The Indian economy is expected to fully recover from Covid-19 losses by the financial year 2034-35, the Reserve Bank of India (RBI) says in a report.

India suffered among the biggest pandemic-induced losses in the world in terms of output, lives and livelihoods, which may take years to recover, the central bank says in its report titled "Revive and Reconstruct".

The Covid-19 pandemic will go down in history as one of the worst health crises the world has ever faced, says RBI, adding its economic impact may linger for many more years.

"Economic activity has barely recovered to pre-Covid levels even after two years. India's economic rebound also faces difficult challenges from the legacy of deep-rooted structural bottlenecks as well as the scars of the pandemic," the Reserve Bank says.

Adding to India's woes, the Russia-Ukraine conflict has also dampened the momentum of recovery, with its impact transmitting through record high commodity prices, weaker global growth outlook and tighter global financial conditions, it adds.

In its report, RBI concludes that the recovery in economic activity remains stimulus dependent, even as new risks to growth and inflation have emerged from the war in Ukraine and normalisation of monetary policy in the US. The banking regulator suggests that large surplus liquidity that helped financial conditions to ease significantly during Covid-19 needs to be withdrawn in a calibrated manner.

In its policy agenda for post Covid-19 India, RBI says timely rebalancing of monetary and fiscal policies may become necessary given the current configurations of debt and liquidity. "Monetary policy has to assign priority to price stability as the nominal anchor for the future growth trajectory," it adds.

Reducing debt to more sustainable levels will be daunting, according to the RBI. "Even under best possible macroeconomic outcomes, general government debt may not decline below 75% of GDP over the next five years.

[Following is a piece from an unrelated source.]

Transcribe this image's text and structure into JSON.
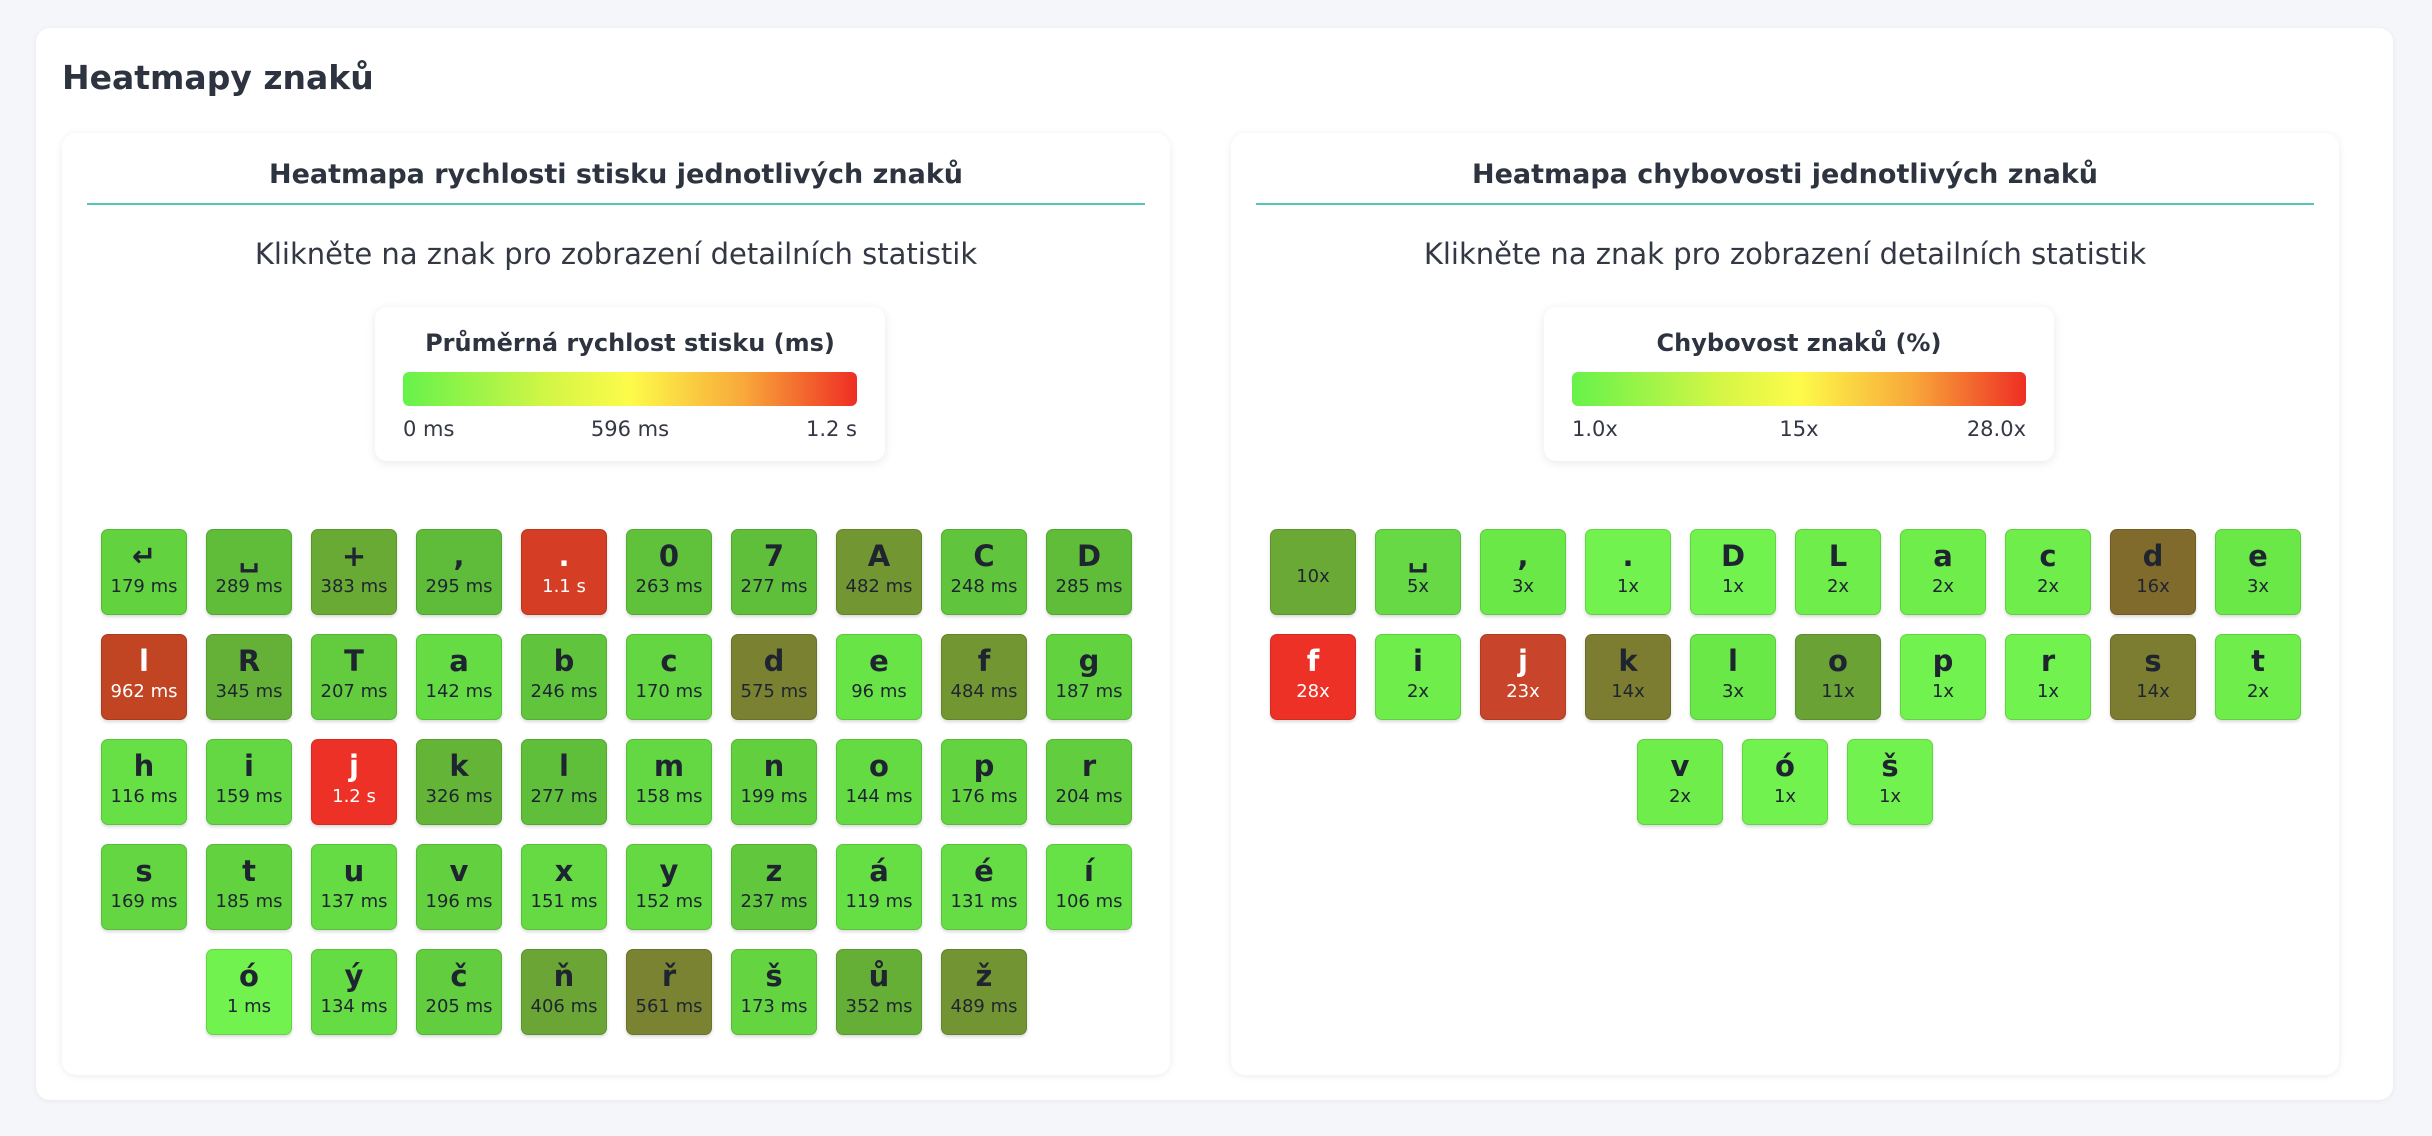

If adverse scenarios materialise, debt may, in fact, hover above 90% of GDP all through."

On the burgeoning fintech ecosystem in the country, RBI warns that with increasing dominance of Big Tech firms in digital payments, there could be an acceptance of data-fuelled oligopoly for cheap services. "Digital literacy and healthy competition could alleviate some of these concerns, and therefore, there is a need for re-aligning incentives to foster smaller, more innovative firms," it adds.

The Indian economy was baffled with several structural constraints to growth even before the virus outbreak, RBI says. "The sub-optimal share of manufacturing in gross value added (GVA); deployment of the bulk of physical investment in a few capital-intensive sectors leading to low overall productivity; labour market rigidities hindering the creation of formal employment; the subsidy-heavy and low-investment imbalance in agriculture depressing yields; and weak growth dynamism in services reflect several infirmities in major sectors of the economy, which would require bold factor and product market reforms and effective implementation of several momentous reforms already announced to accelerate the growth momentum on a durable basis in the medium-term."